I have been very lazy lately.
No, I’m serious. In August?
1. I’ve hardly run at all – this is a drastic change from running 20 – 30 miles a week while training for my half-marathon in June.
2. I didn’t send my good friend a birthday card earlier this month.
3. My house is a wreck, and the only reason I did laundry last weekend was a desperate need for a clean pair of jeans.
4. I hadn’t planned a weekly menu all month, until yesterday.
5. Since I didn’t have a menu, I didn’t go grocery shopping.
6. No grocery shopping = no ingredients
7. No ingredients % 2 weeks = a LOT of eating out
As I watched my bank account dwindle and the number on the scale rise, it occurred to me how much eating out actually costs.

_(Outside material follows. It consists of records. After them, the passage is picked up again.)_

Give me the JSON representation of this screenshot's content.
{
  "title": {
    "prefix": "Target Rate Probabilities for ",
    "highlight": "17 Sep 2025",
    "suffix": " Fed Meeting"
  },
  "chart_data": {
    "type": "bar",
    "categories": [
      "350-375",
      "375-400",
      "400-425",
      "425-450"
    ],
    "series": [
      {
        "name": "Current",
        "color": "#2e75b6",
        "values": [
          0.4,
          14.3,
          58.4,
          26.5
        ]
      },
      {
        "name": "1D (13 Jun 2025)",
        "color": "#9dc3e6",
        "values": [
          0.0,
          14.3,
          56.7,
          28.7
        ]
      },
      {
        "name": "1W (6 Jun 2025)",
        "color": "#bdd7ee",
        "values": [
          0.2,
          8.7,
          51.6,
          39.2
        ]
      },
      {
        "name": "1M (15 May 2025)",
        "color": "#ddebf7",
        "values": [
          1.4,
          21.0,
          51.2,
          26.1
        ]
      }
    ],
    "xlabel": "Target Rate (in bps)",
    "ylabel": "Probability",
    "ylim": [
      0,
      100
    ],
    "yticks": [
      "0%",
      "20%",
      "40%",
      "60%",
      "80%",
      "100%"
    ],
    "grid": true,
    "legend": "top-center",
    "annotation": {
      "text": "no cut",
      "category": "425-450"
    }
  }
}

First of all, you’re paying a highly marked-up price for the raw materials of the food. And you’re paying someone to cook it. Then for someone to serve it to you, and fill your water glass too. All of that, just during the dining experience. But we all know that, and we know that before, during, and after going out to eat.
But we’re actually paying a lot more than that.
Monetarily? Topping the actual cost of the meal, we have lost opportunity costs. I have posted before about brown-bagging my lunches. Often, after eating out, I won’t have anything to bring the next day. This may be because R and I split a dish, or perhaps the meal won’t keep well. In either case, I am left without a lunch to bring to work.
I realize that many people who brown-bag it stock their pantries with various items that will make a nice, healthy lunch. We don’t. I tend to plan our weekly menus, and we will grocery shop, weekly, for only those items needed for the menu. Everything we cook, it is assumed we will double, to provide us with a lunch the next day. My menu tactic is typically very effective - and if I buy a loaf of bread for work-lunch backup, it will mold.
Since I don’t have leftovers to bring, and also have no backup plan, that means I have to go out and buy something. This costs more money.
And on top of the money I’m spending, how about the weight that I’m gaining? Restaurant meals are almost always less healthy for you than cooking at home. At home, you choose how much butter and oil to use. The chef just wants to make it taste good; he’s not counting the calories as he dumps the cheese on. Then, eating out the next day! Instead of an occasional diet-splurge, it just turned into a double-header.
One more – the post-workday workout. When I run, it’s usually after work. If I eat a cheeseburger for lunch, guess what? I don’t feel like exercising when I get home. My stomach feels heavy, and my energy feels low. So eating out is also costing me in the exercise department.
Don’t get me wrong – I enjoy eating out. It’s just a little shameful for me when eating out becomes more routine that special occasion. When poor planning forces me to sacrifice my budget, my diet, and my exercise.